In the Communist world view, such systems, which they term ‘bourgeois democracy’, contain social contradictions that lead to revolution, to the total destruction of existing structures and thence to a class-free society, the elimination of social injustice and peace. The Nazis, who believed in the same theory of development, considered the victory of Communism to be a fatal catastrophe, believing that the new Communist world would result in hedonism and the utter degeneration of the human character–-a development they found unbearable even to contemplate.
The political nihilism of the Nazis stems from the same root as the Communists’ nihilist vision. The Nazi form of nihilism, though, differs in theory inasmuch as the wish to destroy is one of its expressed objectives: it rejects the principles of democratic civilisation because, according to the Nazis’ theory of progress, that will inexorably result in Communism.

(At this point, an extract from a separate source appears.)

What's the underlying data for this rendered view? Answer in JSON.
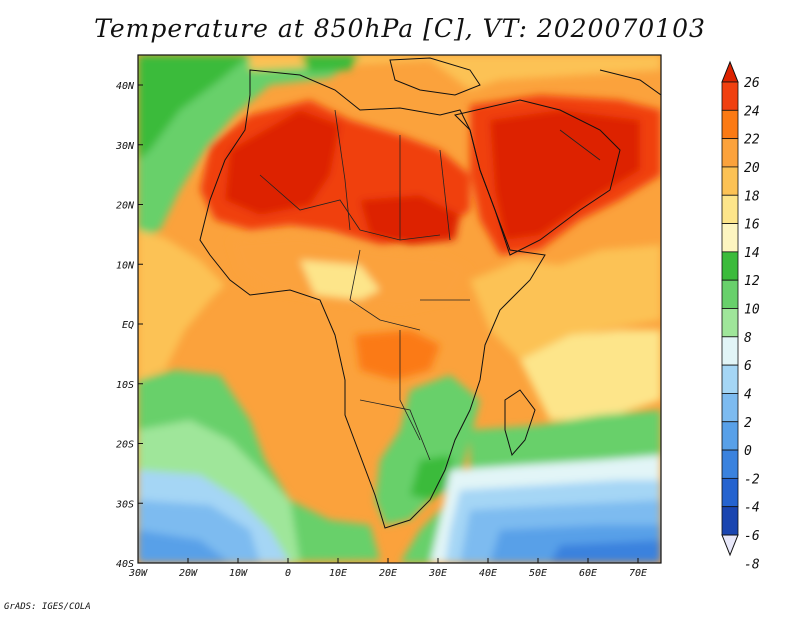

In contrast, Communism is nihilist not because of its objectives but rather because of its goals: in the Communist view, progress leads like a deus ex machina to the destruction of democratic civilisation, including the annihilation of the legacy of the past to the maximum extent possible.
The philosophical similarities between the two forms of nihilism point to an interesting fact: in a democratic environment, we still find ourselves coexisting with the consequences of totalitarianism. The debates now underway concern how to manage or even defeat, within a democratic framework, the poisonous effects of this total legacy.
Conclusion
The effects of the total legacy have weakened democratic values in a different way than, for example, the effects of Nazi brutality. In the wake of the total legacy, we can draw new lessons. One such lesson is that the continued survival and renewal of autonomous communities are vitally important to a democracy. The total legacy alienates the population from all forms of community; in this light, it becomes clear that autonomy within a democracy means not the independence of the individual, but rather the willingness to shoulder tasks on behalf of the community.
The middle class is one of democracy's great values; defending and strengthening this class also take on new importance in light of the total legacy, because the middle class is the first target of every dictatorship. The defence of democracy will not endure unless the middle class is strengthened. Since 1990, every Central European country has faced enormous difficulties that stem from the fact that the Communist system methodically destroyed the networks, autonomous structures and the very conditions for survival of small property owners. One lesson of the total legacy is that rebuilding the middle class is not just an economic policy question, but a crucial factor in the mindset that must develop in order to improve democracy.
The political nihilism of the Communist systems destroyed everything that, to a democrat, represented human dignity and sovereignty. The defence of these values cannot be limited to denouncing concentration camps, political persecution and show trials. Defence of democracy entails a tenacious battle against the immediate effects of the total legacy. Such effects include a fear of expressing opinions, reluctance to take on personal responsibility, alienation from public life. The defence of democratic values also entails the effort to have society recognise once more the importance of the common good and shared values. In sum: for the centre-right forces of Europe, all of this amounts to a re-evaluation of democratic values based on the lessons of the total legacy.